I was growing five types of trees here and starting a 'lumber and development company', along with a mining shack further down by the water.  It actually took me a very long time to add this to the map because it is in the middle of an area I was doing a lot in - but I just hadn't been back through the middle or recorded much of it.  Once I was doing the map, I had a good idea where it 'should' be and eventually found it again.
 

Using my map I found the 'Northwest Passage' around the dead Enverness biome that has no food, just 'miles and miles' of dead white stone, enverness sand and pools with an occasional house / temple and empty pottery jars.  It was tough to get around/through that but now that I have done that I've made several more connections and harbors and can get around pretty easily between the places I want to go.  I have coffee beans planted at one place and they are multiplying, but I need to hang around the place where I have cocoa longer if I want that to ripen.  Another task I might want to do is sail up and down more of the rivers - as I've found a few more travel routes that way that I hadn't really thought too hard about before.

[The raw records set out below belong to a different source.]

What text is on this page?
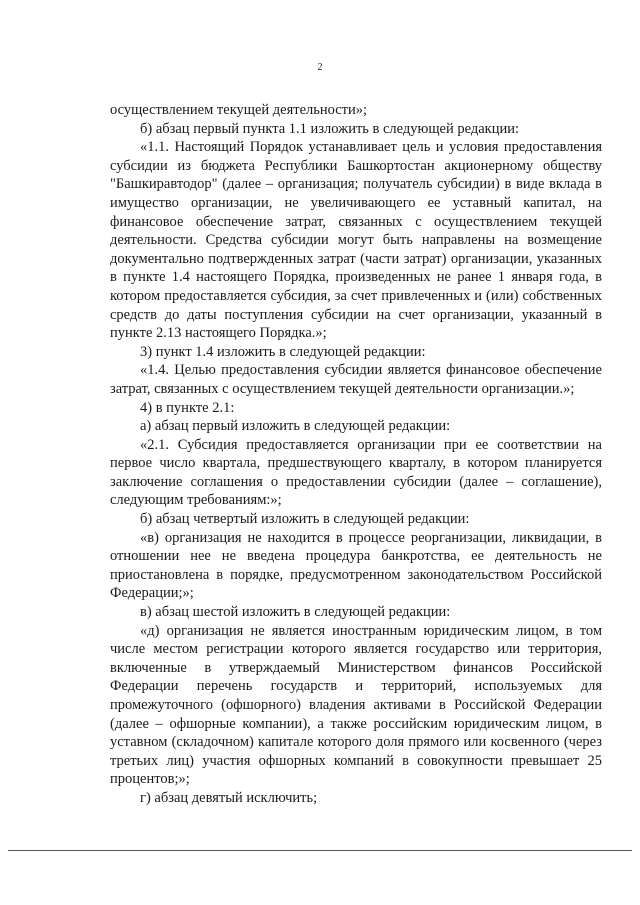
2

осуществлением текущей деятельности»;

б) абзац первый пункта 1.1 изложить в следующей редакции:

«1.1. Настоящий Порядок устанавливает цель и условия предоставления субсидии из бюджета Республики Башкортостан акционерному обществу "Башкиравтодор" (далее – организация; получатель субсидии) в виде вклада в имущество организации, не увеличивающего ее уставный капитал, на финансовое обеспечение затрат, связанных с осуществлением текущей деятельности. Средства субсидии могут быть направлены на возмещение документально подтвержденных затрат (части затрат) организации, указанных в пункте 1.4 настоящего Порядка, произведенных не ранее 1 января года, в котором предоставляется субсидия, за счет привлеченных и (или) собственных средств до даты поступления субсидии на счет организации, указанный в пункте 2.13 настоящего Порядка.»;

3) пункт 1.4 изложить в следующей редакции:

«1.4. Целью предоставления субсидии является финансовое обеспечение затрат, связанных с осуществлением текущей деятельности организации.»;

4) в пункте 2.1:

а) абзац первый изложить в следующей редакции:

«2.1. Субсидия предоставляется организации при ее соответствии на первое число квартала, предшествующего кварталу, в котором планируется заключение соглашения о предоставлении субсидии (далее – соглашение), следующим требованиям:»;

б) абзац четвертый изложить в следующей редакции:

«в) организация не находится в процессе реорганизации, ликвидации, в отношении нее не введена процедура банкротства, ее деятельность не приостановлена в порядке, предусмотренном законодательством Российской Федерации;»;

в) абзац шестой изложить в следующей редакции:

«д) организация не является иностранным юридическим лицом, в том числе местом регистрации которого является государство или территория, включенные в утверждаемый Министерством финансов Российской Федерации перечень государств и территорий, используемых для промежуточного (офшорного) владения активами в Российской Федерации (далее – офшорные компании), а также российским юридическим лицом, в уставном (складочном) капитале которого доля прямого или косвенного (через третьих лиц) участия офшорных компаний в совокупности превышает 25 процентов;»;

г) абзац девятый исключить;
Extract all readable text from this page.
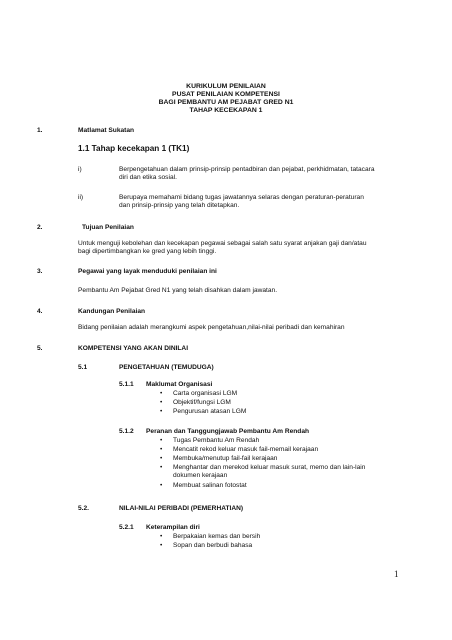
KURIKULUM PENILAIAN
PUSAT PENILAIAN KOMPETENSI
BAGI PEMBANTU AM PEJABAT GRED N1
TAHAP KECEKAPAN 1
1.	Matlamat Sukatan
1.1 Tahap kecekapan 1 (TK1)
i)	Berpengetahuan dalam prinsip-prinsip pentadbiran dan pejabat, perkhidmatan, tatacara
diri dan etika sosial.
ii)	Berupaya memahami bidang tugas jawatannya selaras dengan peraturan-peraturan
dan prinsip-prinsip yang telah ditetapkan.
2.	Tujuan Penilaian
Untuk menguji kebolehan dan kecekapan pegawai sebagai salah satu syarat anjakan gaji dan/atau
bagi dipertimbangkan ke gred yang lebih tinggi.
3.	Pegawai yang layak menduduki penilaian ini
Pembantu Am Pejabat Gred N1 yang telah disahkan dalam jawatan.
4.	Kandungan Penilaian
Bidang penilaian adalah merangkumi aspek pengetahuan,nilai-nilai peribadi dan kemahiran
5.	KOMPETENSI YANG AKAN DINILAI
5.1	PENGETAHUAN (TEMUDUGA)
5.1.1 Maklumat Organisasi
• Carta organisasi LGM
• Objektif/fungsi LGM
• Pengurusan atasan LGM
5.1.2 Peranan dan Tanggungjawab Pembantu Am Rendah
• Tugas Pembantu Am Rendah
• Mencatit rekod keluar masuk fail-memail kerajaan
• Membuka/menutup fail-fail kerajaan
• Menghantar dan merekod keluar masuk surat, memo dan lain-lain
dokumen kerajaan
• Membuat salinan fotostat
5.2.	NILAI-NILAI PERIBADI (PEMERHATIAN)
5.2.1 Keterampilan diri
• Berpakaian kemas dan bersih
• Sopan dan berbudi bahasa
1
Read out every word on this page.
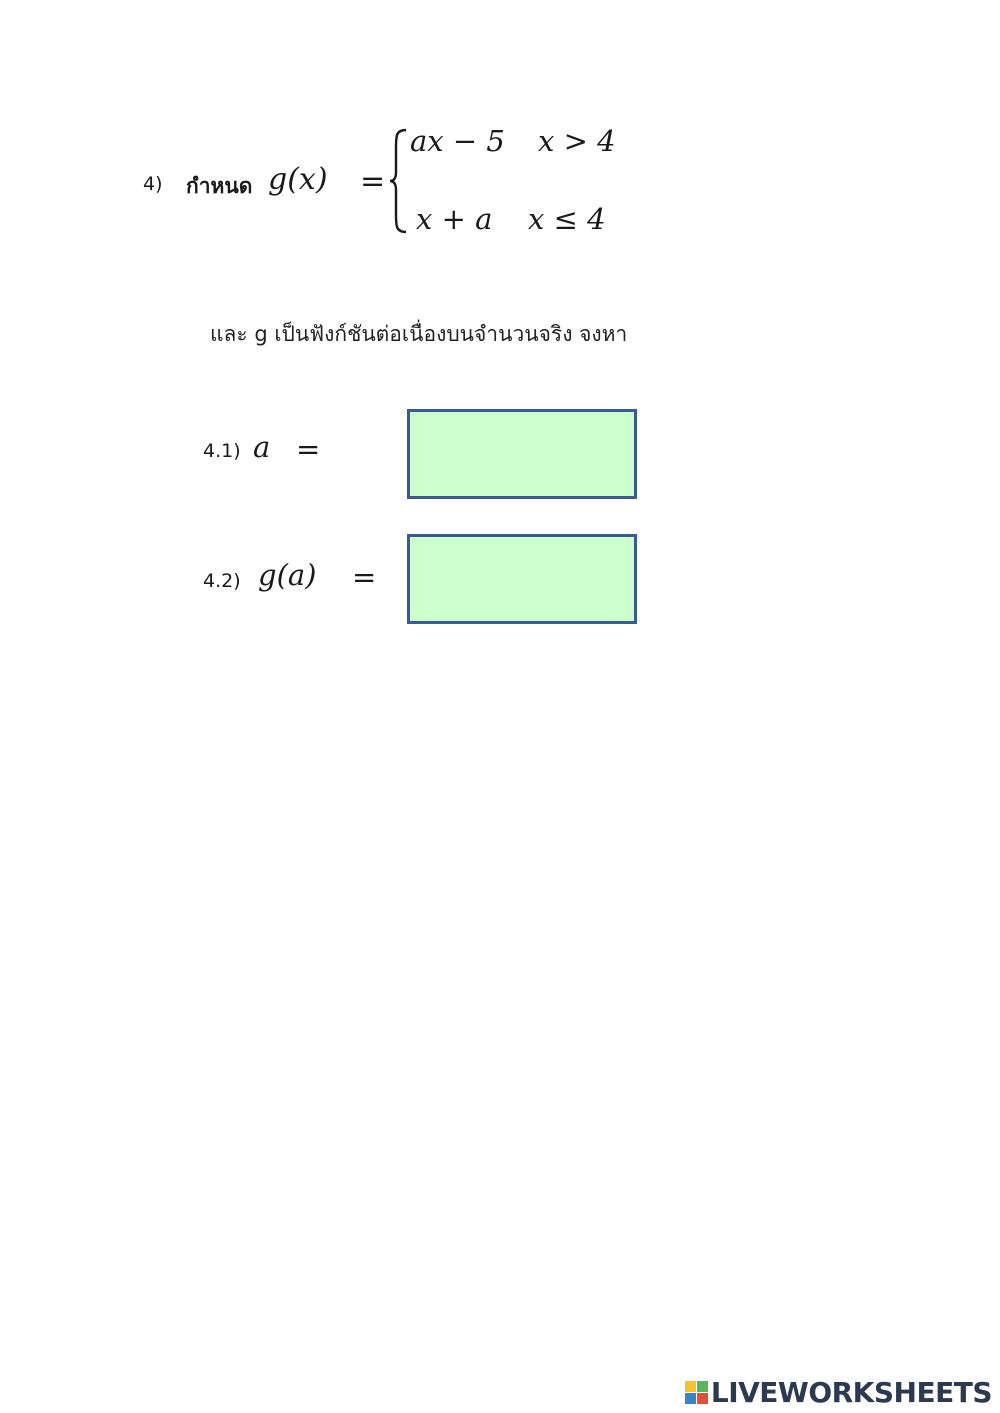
4) กำหนด g(x) =
ax − 5 x > 4
x + a x ≤ 4
และ g เป็นฟังก์ชันต่อเนื่องบนจำนวนจริง จงหา
4.1) a =
4.2) g(a) =
LIVEWORKSHEETS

Also, related, drawing the other night I realized I don't have the endurance that I once did in my hands to draw for so long - and I used to, I used to make engraving like drawings with little Micron pens over huge sheets of paper.  It is just that I don't get the practice anymore.

I want to remember that I bought that book about the retired mobster that buys a little cottage with a garden and then learns how to take care of it.  I haven't read past the first chapter because it is an online book and I keep forgetting about it.

Need to get to sleep, and remember to take the clothes out of the dryer in the morning...  We did Grandma's big grocery run today, and it was raining off and on and colder than it had been.  Have been doing the Spanish-to-French and French-to-Spanish still, although I'm thinking I might switch and do Japanese for a day or so.. will see what I think tomorrow.